The Academy has awarded five more of its prestigious enterprise fellowships to outstanding innovators at UK universities. These fellowships form part of the Academy’s Enterprise Hub, a resource for entrepreneurial businesses that will see fellows providing expertise and mentoring for engineering and technology start-ups and SMEs.
The projects chosen demonstrate the breadth of opportunities within engineering, from printable lasers designed to help stop the sale of counterfeit goods to new technology for food safety testing as well as healthcare solutions. Providing up to £85,000 of funding and support per awardee, the Fellowships allow researchers to spend 12 months totally and exclusively committed to developing a spin-out business around their technological idea.

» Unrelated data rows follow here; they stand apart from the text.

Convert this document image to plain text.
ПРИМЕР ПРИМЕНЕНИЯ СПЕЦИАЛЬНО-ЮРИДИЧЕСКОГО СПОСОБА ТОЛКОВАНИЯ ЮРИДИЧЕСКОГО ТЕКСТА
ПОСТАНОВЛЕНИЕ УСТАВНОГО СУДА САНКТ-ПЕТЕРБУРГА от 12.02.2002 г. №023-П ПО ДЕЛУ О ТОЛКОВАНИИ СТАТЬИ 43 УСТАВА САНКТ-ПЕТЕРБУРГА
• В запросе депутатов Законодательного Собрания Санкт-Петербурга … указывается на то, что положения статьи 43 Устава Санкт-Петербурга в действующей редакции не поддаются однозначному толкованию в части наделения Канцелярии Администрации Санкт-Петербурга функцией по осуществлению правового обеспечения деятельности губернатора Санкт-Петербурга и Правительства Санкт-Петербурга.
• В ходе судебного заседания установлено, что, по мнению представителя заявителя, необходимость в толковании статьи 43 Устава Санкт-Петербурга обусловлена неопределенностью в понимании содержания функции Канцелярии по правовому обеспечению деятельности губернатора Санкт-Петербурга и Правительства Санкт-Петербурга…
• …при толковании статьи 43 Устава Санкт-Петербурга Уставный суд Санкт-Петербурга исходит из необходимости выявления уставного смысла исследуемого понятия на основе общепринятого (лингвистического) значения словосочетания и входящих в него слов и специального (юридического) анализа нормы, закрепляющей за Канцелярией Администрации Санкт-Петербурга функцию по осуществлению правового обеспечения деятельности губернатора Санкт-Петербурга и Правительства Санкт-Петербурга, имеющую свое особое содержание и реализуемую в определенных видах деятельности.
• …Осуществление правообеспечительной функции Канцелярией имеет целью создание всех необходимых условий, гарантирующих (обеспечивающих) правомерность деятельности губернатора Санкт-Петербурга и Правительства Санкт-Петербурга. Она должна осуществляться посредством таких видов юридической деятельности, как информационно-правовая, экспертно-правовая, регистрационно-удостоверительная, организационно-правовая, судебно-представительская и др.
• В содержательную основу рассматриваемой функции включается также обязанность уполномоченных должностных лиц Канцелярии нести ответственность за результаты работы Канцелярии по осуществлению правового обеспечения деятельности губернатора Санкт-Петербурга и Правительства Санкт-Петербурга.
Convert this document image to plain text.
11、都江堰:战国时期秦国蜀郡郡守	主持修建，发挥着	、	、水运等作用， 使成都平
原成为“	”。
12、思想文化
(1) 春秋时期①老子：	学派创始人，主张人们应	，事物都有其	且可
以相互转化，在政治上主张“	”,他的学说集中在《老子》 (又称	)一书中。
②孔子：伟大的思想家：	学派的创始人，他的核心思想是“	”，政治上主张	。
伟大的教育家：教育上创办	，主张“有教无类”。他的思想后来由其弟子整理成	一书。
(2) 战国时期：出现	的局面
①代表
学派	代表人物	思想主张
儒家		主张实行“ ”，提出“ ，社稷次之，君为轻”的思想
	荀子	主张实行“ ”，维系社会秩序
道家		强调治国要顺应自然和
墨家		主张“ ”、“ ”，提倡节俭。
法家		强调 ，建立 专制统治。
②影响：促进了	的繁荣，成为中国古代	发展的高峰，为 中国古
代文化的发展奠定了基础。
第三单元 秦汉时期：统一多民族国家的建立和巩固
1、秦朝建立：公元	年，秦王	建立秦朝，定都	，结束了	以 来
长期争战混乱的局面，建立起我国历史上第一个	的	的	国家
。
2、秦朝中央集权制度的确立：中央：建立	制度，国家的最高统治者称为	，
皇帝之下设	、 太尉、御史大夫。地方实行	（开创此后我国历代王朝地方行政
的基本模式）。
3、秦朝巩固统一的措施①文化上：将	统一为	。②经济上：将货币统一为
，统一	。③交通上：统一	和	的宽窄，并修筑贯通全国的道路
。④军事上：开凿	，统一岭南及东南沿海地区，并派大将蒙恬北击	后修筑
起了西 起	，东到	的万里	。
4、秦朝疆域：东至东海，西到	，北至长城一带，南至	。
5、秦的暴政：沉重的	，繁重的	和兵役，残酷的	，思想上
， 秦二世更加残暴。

The awardees will receive mentoring from fellows with a track record of entrepreneurial success. This is the second year of the scheme, with individuals from the first cohort already forming companies and attracting significant investment.
Damian Gardiner, a research associate in the Department of Engineering at the University of Cambridge, is developing innovative solutions to combat the problem of counterfeiting. The global cost of counterfeit products from fake banknotes to pharmaceuticals and consumer products is estimated at £500 billion.
Building on breakthroughs in printable laser technology, he will develop his work on unique optical signatures combined with scalable print processing to provide security and brand authentication features and devices, which could help prevent the sale of counterfeit goods. Gardiner aims to establish a spin-out company to bring this technology to market.